The perioperative combined stroke or death rate was 2.2% for the asymptomatic versus 4.4% for symptomatic cohort (P=0.010). There were 2 fatal strokes (of 3 deaths) among patients operated on for asymptomatic and 19 strokes (of 70 deaths) for symptomatic stenosis.
In total, 5808 patients with a median (range) time at risk of 5.1 (0.1 to 11.8) years, were studied. The Kaplan-Meier curves in Figure 1 display the crude cumulative survival rate with respect to indication for CEA. The median survival for the asymptomatic cohort was estimated to 10.2 (9.0 to *) years and for the symptomatic 10.8 (10.5 to 11.6) years (*the upper limit of the 95% CI for the curve has not yet crossed the 0.5 level). The average hazard did not differ statistically significantly between the symptomatic and asymptomatic groups (P=0.12; hazard ratio=0.89; 0.76 to 1.03).

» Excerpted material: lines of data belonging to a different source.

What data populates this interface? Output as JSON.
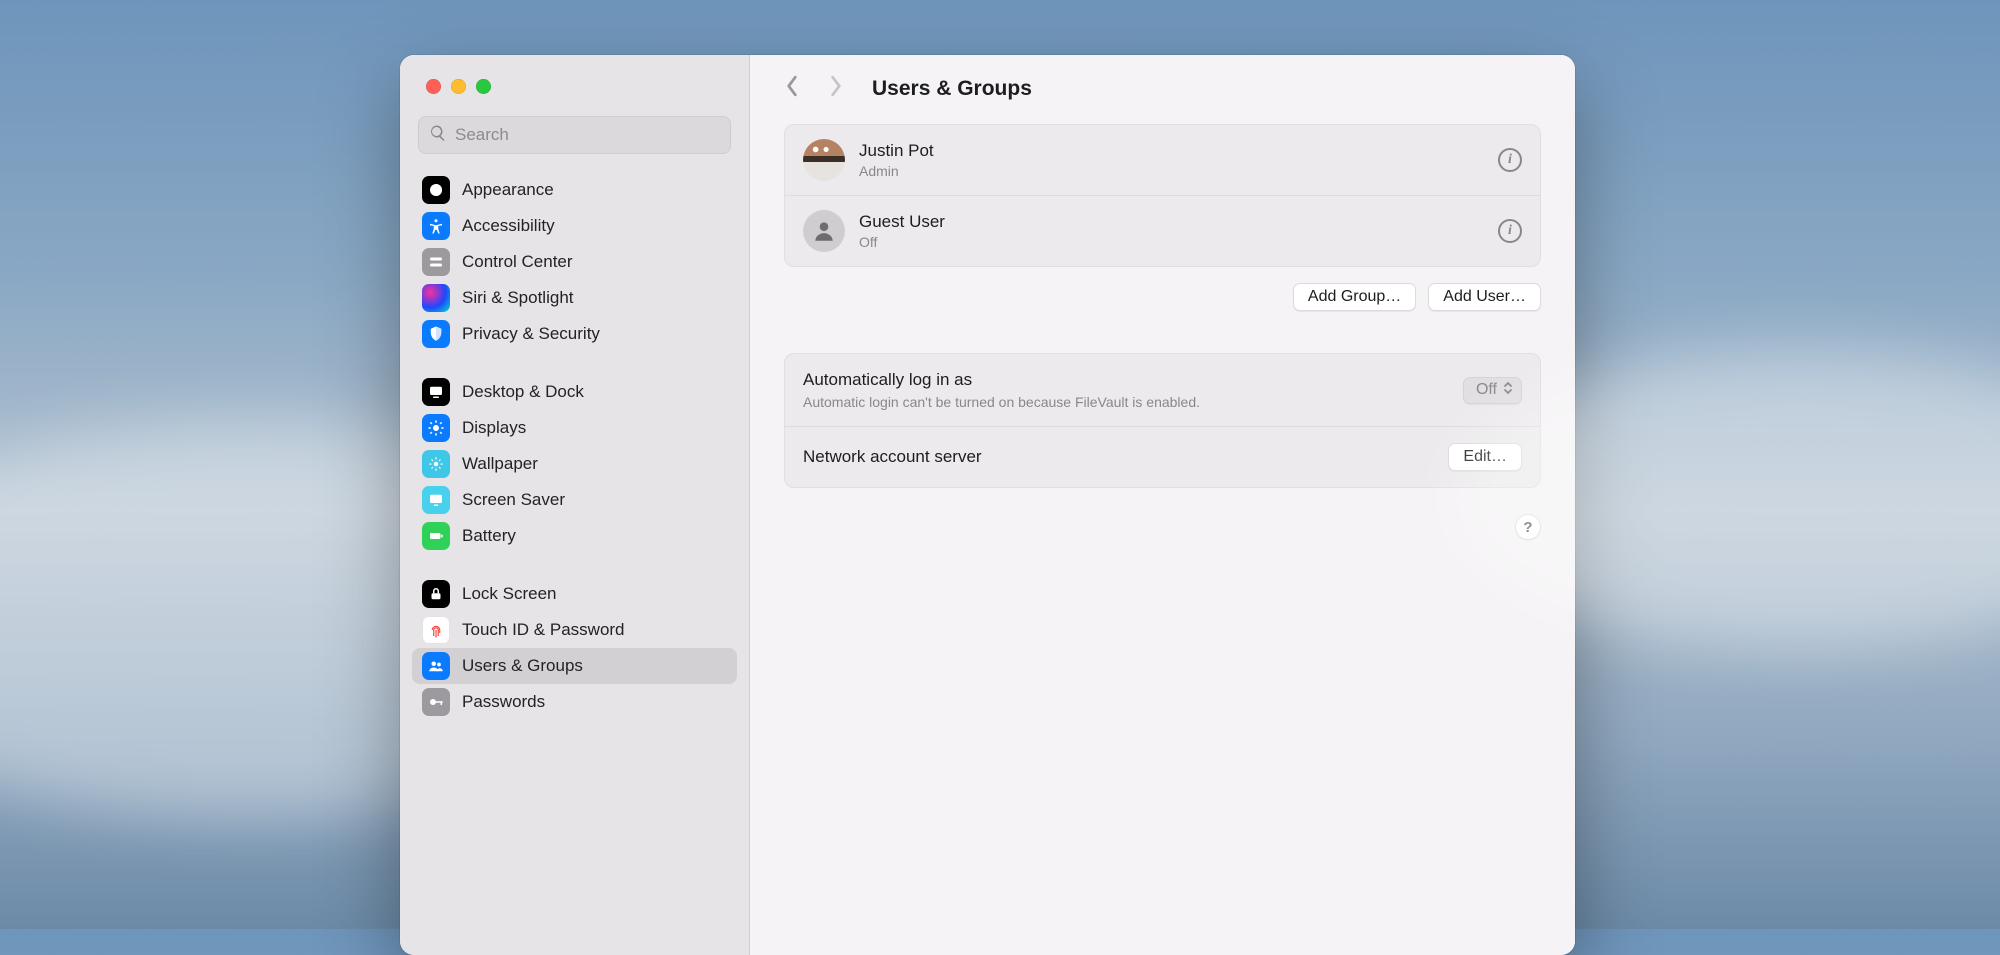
{
  "header": {
    "title": "Users & Groups"
  },
  "search": {
    "placeholder": "Search"
  },
  "sidebar": {
    "items": [
      {
        "label": "Appearance"
      },
      {
        "label": "Accessibility"
      },
      {
        "label": "Control Center"
      },
      {
        "label": "Siri & Spotlight"
      },
      {
        "label": "Privacy & Security"
      },
      {
        "label": "Desktop & Dock"
      },
      {
        "label": "Displays"
      },
      {
        "label": "Wallpaper"
      },
      {
        "label": "Screen Saver"
      },
      {
        "label": "Battery"
      },
      {
        "label": "Lock Screen"
      },
      {
        "label": "Touch ID & Password"
      },
      {
        "label": "Users & Groups"
      },
      {
        "label": "Passwords"
      }
    ]
  },
  "users": [
    {
      "name": "Justin Pot",
      "role": "Admin"
    },
    {
      "name": "Guest User",
      "role": "Off"
    }
  ],
  "buttons": {
    "add_group": "Add Group…",
    "add_user": "Add User…",
    "edit": "Edit…",
    "help": "?"
  },
  "auto_login": {
    "title": "Automatically log in as",
    "note": "Automatic login can't be turned on because FileVault is enabled.",
    "value": "Off"
  },
  "network_server": {
    "title": "Network account server"
  }
}
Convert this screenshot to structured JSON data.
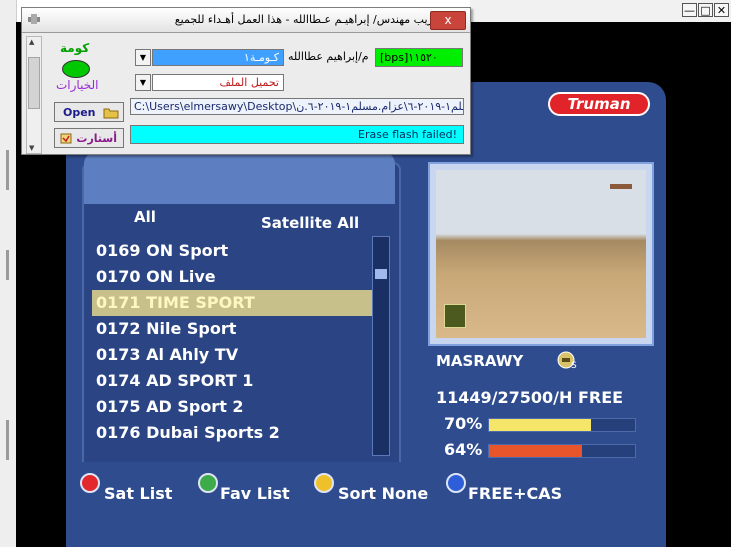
{
  "dialog": {
    "title": "تعريب مهندس/ إبراهيـم عـطاالله - هذا العمل أهـداء للجميع",
    "close_label": "x",
    "status_label": "كومة",
    "options_label": "الخيارات",
    "baud_value": "[bps]١١٥٢٠",
    "author_label": "م/إبراهيم عطاالله",
    "port_value": "كـومـة١",
    "load_label": "تحميل الملف",
    "load_value": "",
    "path_value": "C:\\Users\\elmersawy\\Desktop\\عزام.مسلم١-٢٠١٩-٦\\عزام.مسلم١-٢٠١٩-٦.ن",
    "open_label": "Open",
    "restart_label": "أستارت",
    "log_value": "Erase flash failed!",
    "colors": {
      "status_oval": "#00c800",
      "baud_bg": "#00ee00",
      "port_bg": "#3fa0ff",
      "log_bg": "#00ffff",
      "options_text": "#9a2bd6"
    }
  },
  "window_controls": {
    "minimize": "—",
    "maximize": "□",
    "close": "✕"
  },
  "tv": {
    "logo": "Truman",
    "tab_all": "All",
    "tab_satellite": "Satellite All",
    "channels": [
      {
        "label": "0169  ON  Sport"
      },
      {
        "label": "0170  ON  Live"
      },
      {
        "label": "0171  TIME SPORT"
      },
      {
        "label": "0172  Nile Sport"
      },
      {
        "label": "0173  Al Ahly TV"
      },
      {
        "label": "0174  AD SPORT 1"
      },
      {
        "label": "0175  AD Sport 2"
      },
      {
        "label": "0176  Dubai Sports 2"
      }
    ],
    "selected_index": 2,
    "info_name": "MASRAWY",
    "freq": "11449/27500/H  FREE",
    "signal_strength_pct": "70%",
    "signal_quality_pct": "64%",
    "signal_strength": 0.7,
    "signal_quality": 0.64,
    "colors": {
      "strength_bar": "#f5e66a",
      "quality_bar": "#e8552a"
    },
    "buttons": [
      {
        "label": "Sat List",
        "color": "#e2272d"
      },
      {
        "label": "Fav List",
        "color": "#3dab4a"
      },
      {
        "label": "Sort None",
        "color": "#f0c02a"
      },
      {
        "label": "FREE+CAS",
        "color": "#2f5fd8"
      }
    ]
  }
}
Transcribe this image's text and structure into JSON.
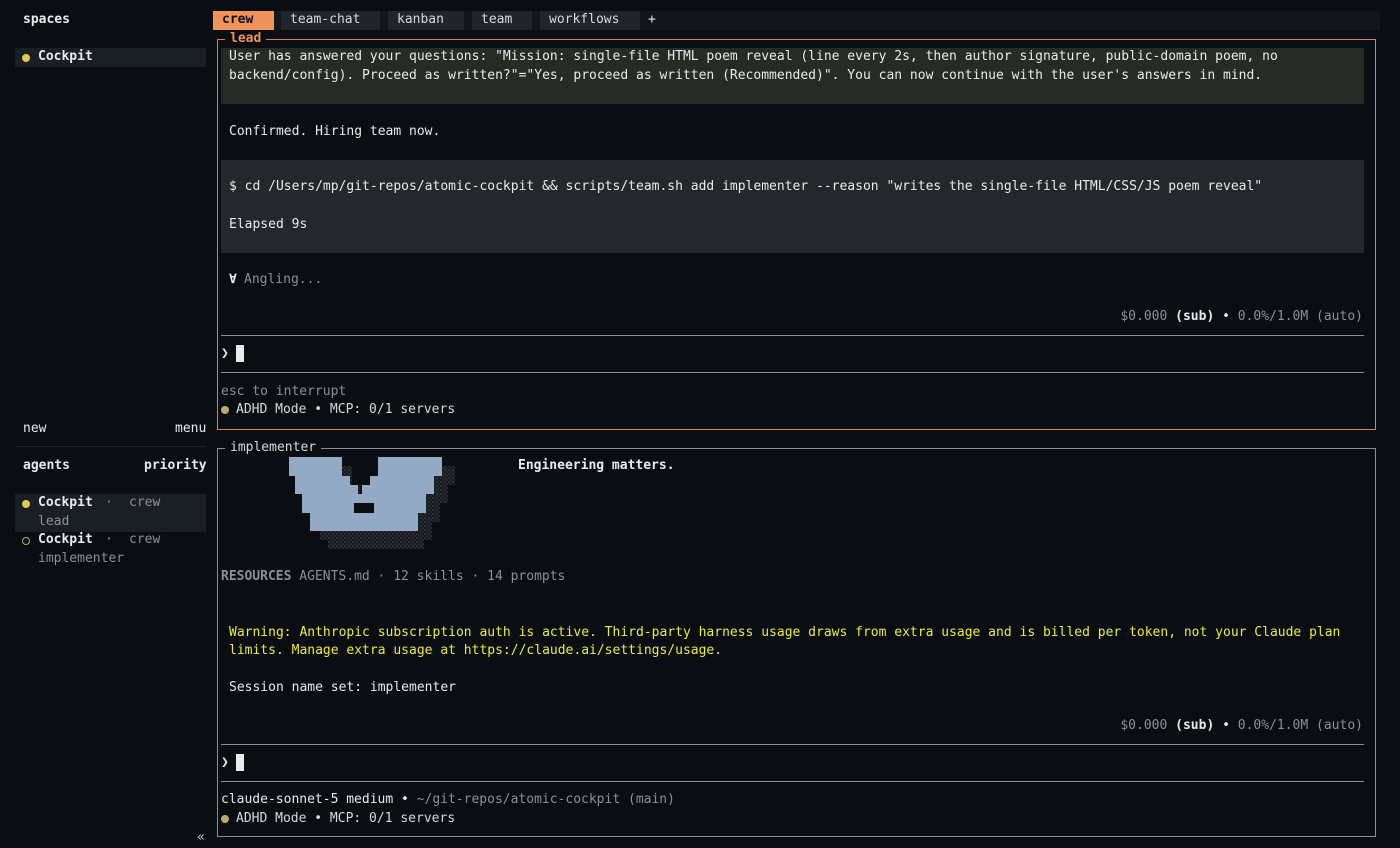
{
  "sidebar": {
    "spaces_title": "spaces",
    "spaces": [
      {
        "name": "Cockpit",
        "status_color": "#e2c94a"
      }
    ],
    "new_label": "new",
    "menu_label": "menu",
    "agents_title": "agents",
    "priority_label": "priority",
    "agents": [
      {
        "name": "Cockpit",
        "sep": "·",
        "group": "crew",
        "role": "lead",
        "state": "active"
      },
      {
        "name": "Cockpit",
        "sep": "·",
        "group": "crew",
        "role": "implementer",
        "state": "idle"
      }
    ],
    "collapse_glyph": "«"
  },
  "tabs": [
    {
      "label": "crew",
      "active": true
    },
    {
      "label": "team-chat",
      "active": false
    },
    {
      "label": "kanban",
      "active": false
    },
    {
      "label": "team",
      "active": false
    },
    {
      "label": "workflows",
      "active": false
    }
  ],
  "add_tab": "+",
  "lead": {
    "title": "lead",
    "answer_line1": "User has answered your questions: \"Mission: single-file HTML poem reveal (line every 2s, then author signature, public-domain poem, no",
    "answer_line2": "backend/config). Proceed as written?\"=\"Yes, proceed as written (Recommended)\". You can now continue with the user's answers in mind.",
    "confirm": "Confirmed. Hiring team now.",
    "command": "$ cd /Users/mp/git-repos/atomic-cockpit && scripts/team.sh add implementer --reason \"writes the single-file HTML/CSS/JS poem reveal\"",
    "elapsed": "Elapsed 9s",
    "spinner_glyph": "∀",
    "spinner_text": "Angling...",
    "cost": "$0.000",
    "sub": "(sub)",
    "bullet": "•",
    "usage": "0.0%/1.0M (auto)",
    "prompt_glyph": "❯",
    "hint": "esc to interrupt",
    "status": "ADHD Mode • MCP: 0/1 servers"
  },
  "implementer": {
    "title": "implementer",
    "tagline": "Engineering matters.",
    "resources_label": "RESOURCES",
    "resources_value": "AGENTS.md · 12 skills · 14 prompts",
    "warning_line1": "Warning: Anthropic subscription auth is active. Third-party harness usage draws from extra usage and is billed per token, not your Claude plan",
    "warning_line2": "limits. Manage extra usage at https://claude.ai/settings/usage.",
    "session": "Session name set: implementer",
    "cost": "$0.000",
    "sub": "(sub)",
    "bullet": "•",
    "usage": "0.0%/1.0M (auto)",
    "prompt_glyph": "❯",
    "model": "claude-sonnet-5 medium",
    "model_bullet": "•",
    "cwd": "~/git-repos/atomic-cockpit (main)",
    "status": "ADHD Mode • MCP: 0/1 servers"
  },
  "colors": {
    "accent": "#f0935a",
    "lead_border": "#d9824f",
    "warning": "#ecec3a",
    "status_dot": "#b7ab6c",
    "logo_fill": "#94a9c4"
  }
}
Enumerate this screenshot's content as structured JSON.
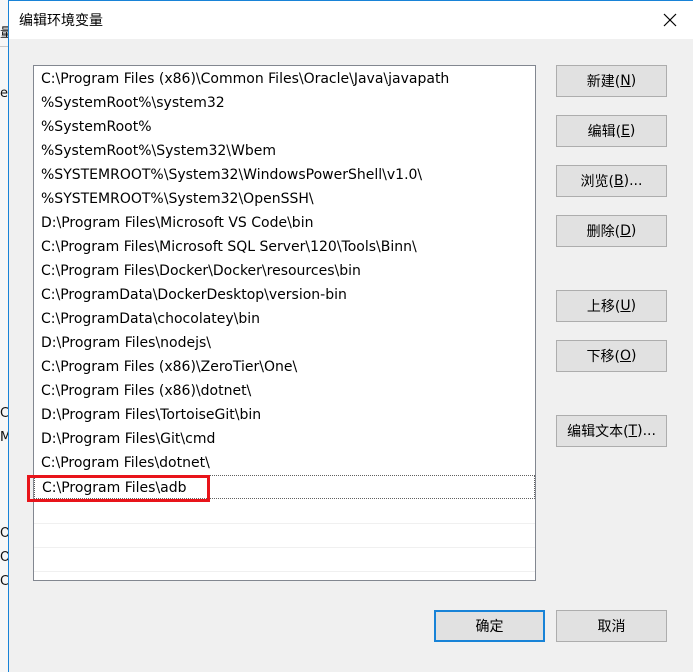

Patients operated on for asymptomatic stenosis had a perioperative mortality of 0.5%, an ARR of 0.9% compared with the symptomatic cohort (0.5% versus 1.4%; P=0.07), but this was reduced at 1 year to an ARR of 0.3% (3.8% versus 4.1%, P=0.71). After 1 year the survival curves crossed, and at 10 years the asymptomatic cohort had a negative ARR of −8.3% (46.2% versus 54.5%; P=0.11). These differences were further explored by analyzing the annual mortality after CEA, which are presented in Table 2. The mortality changed over time periods and between the asymptomatic and symptomatic cohorts.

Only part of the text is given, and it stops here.